Dengan melibatkan generasi muda, pemerintah desa juga melatih mereka ikut berpikir dan bersama-sama berupaya untuk menggali kekayaan bahasa lokal. Lewat ajang itu, secara tidak langsung akan tertanam di alam bawah sadar anak muda bahwa menguasai Bahasa Madura itu sangat penting.

Dengan konsistensi dan semangat melestarikan budaya lokal itu, pada 2018 Pemerintah Kabupaten Bondowoso menetapkan Desa Prajekan Lor sebagai desa budaya di daerah yang dikenal sebagai penghasil kopi dan tapay itu.



Tata krama dan karakter

Kukun Sugiarto berkesimpulan bahwa Bahasa Madura mengandung nilai-nilai kehidupan terkait dengan relasi sosial atau tata krama dan penanaman karakter atau filosofi hidup yang tidak bisa dijabarkan secara mendalam jika tidak menggunakan bahasa ibu.

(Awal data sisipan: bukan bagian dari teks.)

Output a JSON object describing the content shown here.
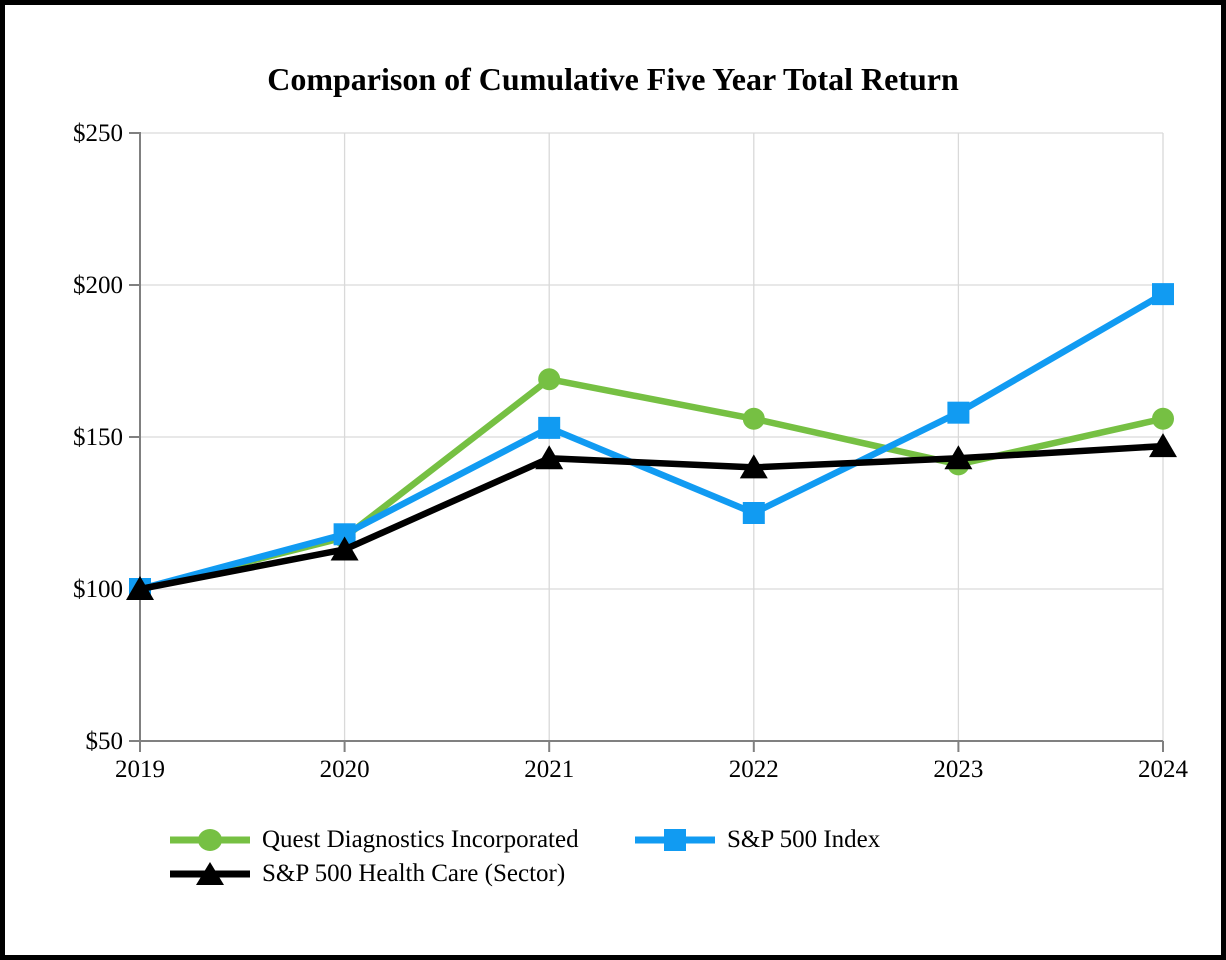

Kandungan nilai yang terkandung dalam Bahasa Madura dan sudah diwariskan secara turun temurun dari generasi tua kepada generasi muda itu tersaji dalam beragam bentuk, seperti "saloka" atau kata-kata bijak, bisa juga dalam bentuk "kejhung" atau lagu yang dalam bahasa Jawa dikenal dengan "kidung".

Lewat kejhung, saloka, dan lainnya, anak muda yang lahir dan besar di lingkungan berbahasa Madura, ditanamkan karakter dan etos untuk hormat kepada orang lain, terlebih orang tua dan orang yang lebih tua, menghargai mereka yang lebih muda. Selain itu lewat bahasa ibu, anak-anak juga ditanamkan etos untuk bekerja keras alias pantang menyerah dalam mengupayakan sesuatu, suka mencari ilmu, dan lainnya.

Pria yang juga dinobatkan sebagai "pangrabhet" (perawat) Bahasa Madura itu mendalami bahasa lokal tersebut secara otodidak. Karena itu, bagi dia, alangkah baiknya jika perguruan tinggi, baik di Pulau Madura maupun di wilayah "tapal kuda" membuka program studi bahasa daerah tersebut.

Dengan adanya program studi di kampus, maka upaya pelestarian Bahasa Madura akan lebih terorganisir dan suatu saat akan lahir pakar yang secara pendidikan formal memang mendalami serta menguasai bahasa lokal tersebut.